Ini adalah kali pertama dia keluar rumah, itulah sebabnya dia sangat malu.
“Soulheart? Bukankah itu nama belakang Lilith?” pikir Maximus.
“Oh, apakah Anda mengenal Apex Sovereign?” Meskipun terkejut, dia menenangkan diri dan bertanya.
“Ini m-, aku tidak tahu,” Lilith hampir keceplosan dan hampir menyebutkan ‘saudariku’.
Meskipun hal itu sudah menjadi rahasia di kalangan tokoh-tokoh berpengaruh lainnya, saudara perempuannya menyuruhnya untuk merahasiakan hubungan mereka.
“Kenapa aku tidak bercerita?” kata Maximus dengan nada bercanda, menyadari bahwa gadis kecil ini tidak tahu banyak.
Aturan nomor 2: Jika dia tidak bisa berbicara, buat dia merasa nyaman.
“Baiklah!” kata Lilith dengan gembira.
Meskipun dia tidak suka berbicara, dia tentu menyukai seseorang yang bisa menceritakan hal-hal menarik kepadanya.
“Kalau begitu, aku akan bercerita tentang…”
…
91 hari kemudian, 9 hari sebelum batas waktu 100 hari.
“Bisakah kau melanjutkan cerita tentang bagaimana sang putri melarikan diri dari kastil?” kata Lilith kepada Maximus dengan penuh semangat.
Dalam 20 hari, Maximus telah memikat gadis kecil yang polos ini dengan trik bercerita yang dimilikinya.
Selama 20 hari menggoda Lilith, dia juga memantau istri-istrinya melalui sistemnya.
Ternyata, alat itu juga memiliki fungsi ini, yang sangat praktis.

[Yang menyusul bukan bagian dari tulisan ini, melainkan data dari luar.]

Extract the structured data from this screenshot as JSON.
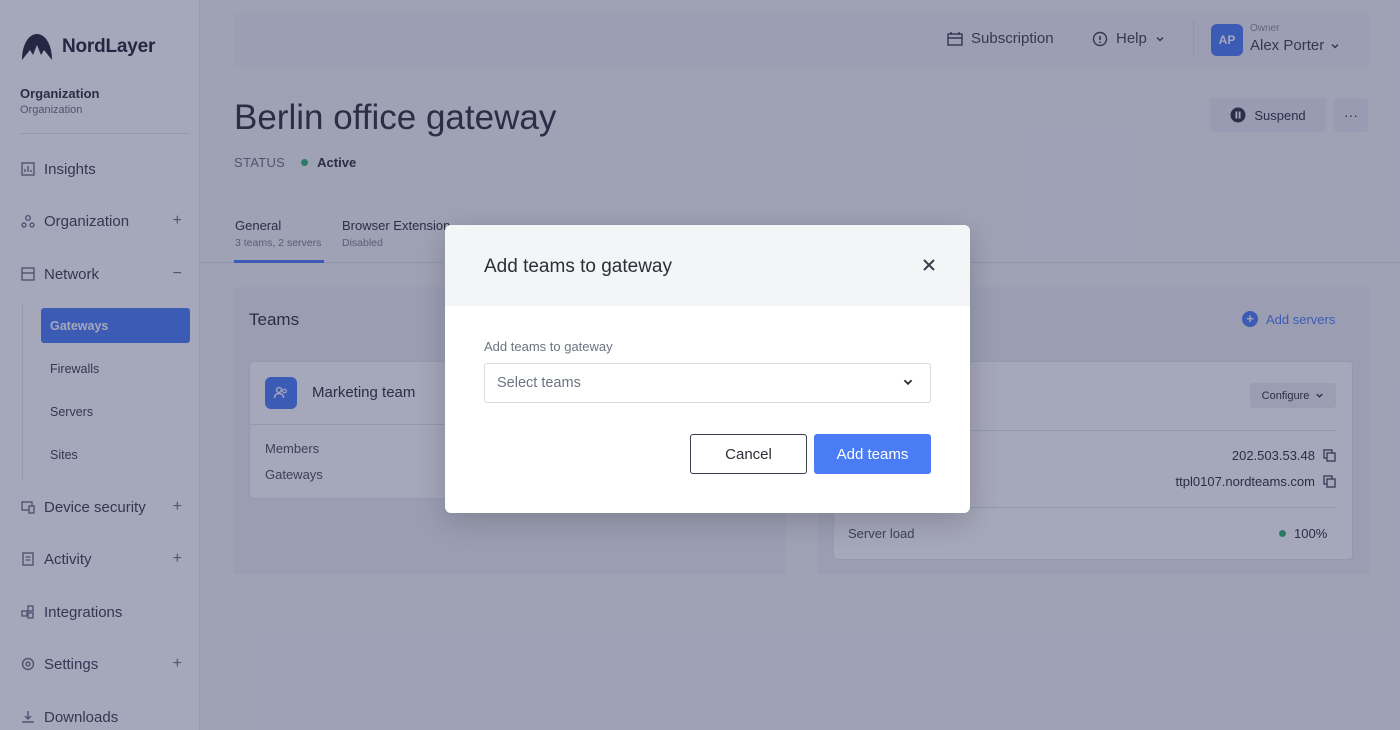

Setelah melakukan penyelidikan lebih lanjut, dia mengetahui bahwa Lilith adalah adik perempuan Freya, seorang petarung kuat Tingkat 9.

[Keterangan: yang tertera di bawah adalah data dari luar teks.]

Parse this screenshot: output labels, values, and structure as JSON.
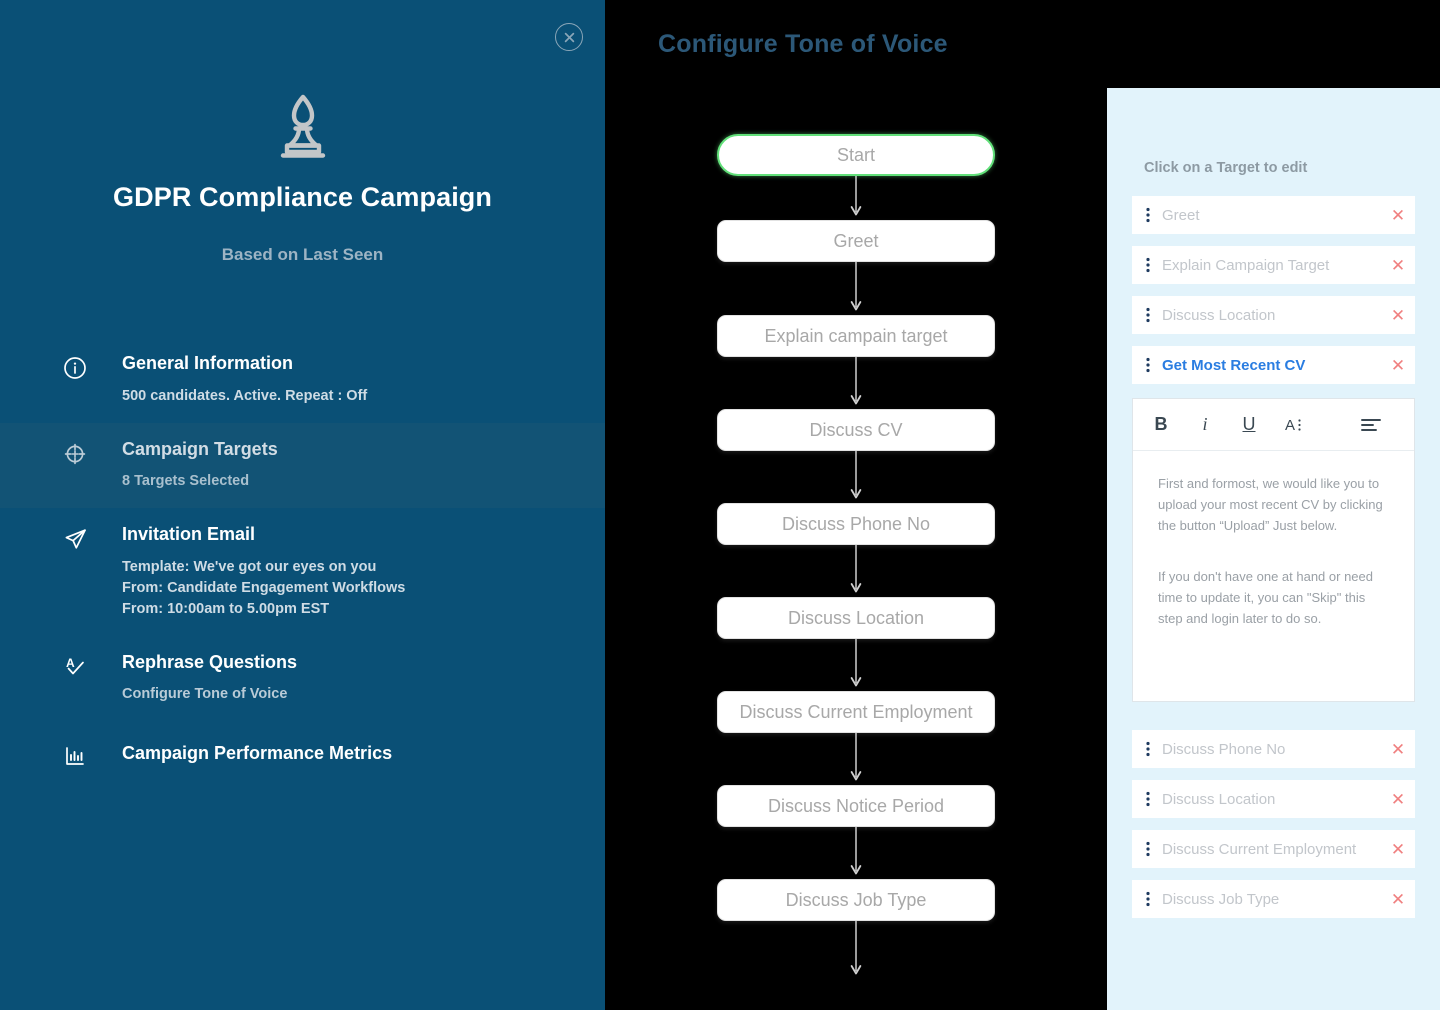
{
  "sidebar": {
    "close_icon": "close-circle-icon",
    "brand_icon": "chess-bishop-icon",
    "title": "GDPR Compliance Campaign",
    "subtitle": "Based on Last Seen",
    "items": [
      {
        "icon": "info-circle-icon",
        "label": "General Information",
        "sub": "500 candidates. Active. Repeat : Off",
        "active": false
      },
      {
        "icon": "target-crosshair-icon",
        "label": "Campaign Targets",
        "sub": "8 Targets Selected",
        "active": true
      },
      {
        "icon": "paper-plane-icon",
        "label": "Invitation Email",
        "sub_line1": "Template: We've got our eyes on you",
        "sub_line2": "From: Candidate Engagement Workflows",
        "sub_line3": "From: 10:00am to 5.00pm EST",
        "active": false
      },
      {
        "icon": "rephrase-a-check-icon",
        "label": "Rephrase Questions",
        "sub": "Configure Tone of Voice",
        "active": false
      },
      {
        "icon": "bar-chart-icon",
        "label": "Campaign Performance Metrics",
        "sub": "",
        "active": false
      }
    ]
  },
  "topbar": {
    "title": "Configure Tone of Voice"
  },
  "flow": {
    "nodes": [
      {
        "label": "Start",
        "type": "start"
      },
      {
        "label": "Greet",
        "type": "step"
      },
      {
        "label": "Explain campain target",
        "type": "step"
      },
      {
        "label": "Discuss CV",
        "type": "step"
      },
      {
        "label": "Discuss Phone No",
        "type": "step"
      },
      {
        "label": "Discuss Location",
        "type": "step"
      },
      {
        "label": "Discuss Current Employment",
        "type": "step"
      },
      {
        "label": "Discuss Notice Period",
        "type": "step"
      },
      {
        "label": "Discuss Job Type",
        "type": "step"
      }
    ]
  },
  "right_panel": {
    "hint": "Click on a  Target to edit",
    "targets_upper": [
      {
        "label": "Greet",
        "selected": false,
        "remove_icon": "close-icon"
      },
      {
        "label": "Explain Campaign Target",
        "selected": false,
        "remove_icon": "close-icon"
      },
      {
        "label": "Discuss Location",
        "selected": false,
        "remove_icon": "close-icon"
      },
      {
        "label": "Get Most Recent CV",
        "selected": true,
        "remove_icon": "close-icon"
      }
    ],
    "editor": {
      "toolbar": [
        {
          "name": "bold-button",
          "label": "B"
        },
        {
          "name": "italic-button",
          "label": "i"
        },
        {
          "name": "underline-button",
          "label": "U"
        },
        {
          "name": "font-size-button",
          "label": "A"
        },
        {
          "name": "align-left-button",
          "label": "align"
        },
        {
          "name": "align-more-button",
          "label": "more"
        }
      ],
      "paragraphs": [
        "First and formost, we would like you to upload your most recent CV by clicking the button “Upload” Just below.",
        "If you don't have one at hand or need time to update it, you can \"Skip\" this step and login later to do so."
      ]
    },
    "targets_lower": [
      {
        "label": "Discuss Phone No",
        "selected": false,
        "remove_icon": "close-icon"
      },
      {
        "label": "Discuss Location",
        "selected": false,
        "remove_icon": "close-icon"
      },
      {
        "label": "Discuss Current Employment",
        "selected": false,
        "remove_icon": "close-icon"
      },
      {
        "label": "Discuss Job Type",
        "selected": false,
        "remove_icon": "close-icon"
      }
    ]
  },
  "colors": {
    "sidebar_bg": "#0a5076",
    "sidebar_active": "#125375",
    "center_bg": "#000000",
    "right_bg": "#e2f3fb",
    "accent_blue": "#2a7de1",
    "start_green": "#62e07a",
    "remove_red": "#f08080",
    "topbar_title": "#2c5878"
  }
}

Hal ini hampir membuatnya ketakutan setengah mati, karena bagaimana mungkin seekor semut kecil Tingkat 3 berani memperdayai adik perempuan seorang Penguasa Puncak?

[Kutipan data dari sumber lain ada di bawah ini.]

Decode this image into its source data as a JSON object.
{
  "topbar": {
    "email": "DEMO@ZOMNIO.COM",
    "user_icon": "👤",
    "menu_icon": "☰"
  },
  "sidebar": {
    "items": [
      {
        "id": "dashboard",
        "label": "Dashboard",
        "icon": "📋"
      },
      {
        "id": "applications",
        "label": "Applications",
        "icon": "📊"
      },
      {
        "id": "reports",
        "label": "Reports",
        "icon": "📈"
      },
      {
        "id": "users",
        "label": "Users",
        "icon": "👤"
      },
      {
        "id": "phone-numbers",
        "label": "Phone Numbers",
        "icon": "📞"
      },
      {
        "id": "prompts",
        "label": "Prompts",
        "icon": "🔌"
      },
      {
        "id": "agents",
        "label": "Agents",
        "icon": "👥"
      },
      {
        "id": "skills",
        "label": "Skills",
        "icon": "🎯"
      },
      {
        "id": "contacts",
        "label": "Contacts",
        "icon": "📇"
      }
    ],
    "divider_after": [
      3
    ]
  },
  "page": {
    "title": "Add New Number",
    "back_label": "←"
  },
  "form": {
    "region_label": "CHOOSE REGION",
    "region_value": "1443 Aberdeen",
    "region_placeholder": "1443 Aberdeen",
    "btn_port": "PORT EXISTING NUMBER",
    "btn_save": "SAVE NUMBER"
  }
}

“Tapi aku sudah memberitahumu itu,” Maximus merasakan sakit kepala.
Kisah ini sudah diceritakan ulang setidaknya seratus kali, dan dia hampir mati rasa.
Karena putus asa, dia bahkan mengubah versi cerita agar dia tidak bosan.
Namun hal ini justru tampaknya semakin memotivasi Lilith, membuatnya semakin bersemangat.
“Pokoknya, ceritakan saja trik-trik lainnya yang dia gunakan untuk melarikan diri dari kastil,” kata Lilith sambil menjabat tangannya dan tampak memelas.
Alasan Lilith terpesona dengan cerita ini adalah karena suatu hari nanti, dia ingin menjadi tokoh pemberontak itu.
Sekadar membayangkan memberontak terhadap kakaknya saja sudah membuatnya bersemangat.
Dia membutuhkan kisah Maximus untuk memberinya lebih banyak kepercayaan diri.
“Kalau begitu, izinkan saya ceritakan bagaimana sang putri menipu saudara perempuannya, Permaisuri…” kata Maximus tanpa punya pilihan lain.
Saat dia menceritakan kisah itu kepada Lilith, ada seseorang yang telah mencapai langkah ke-100.000.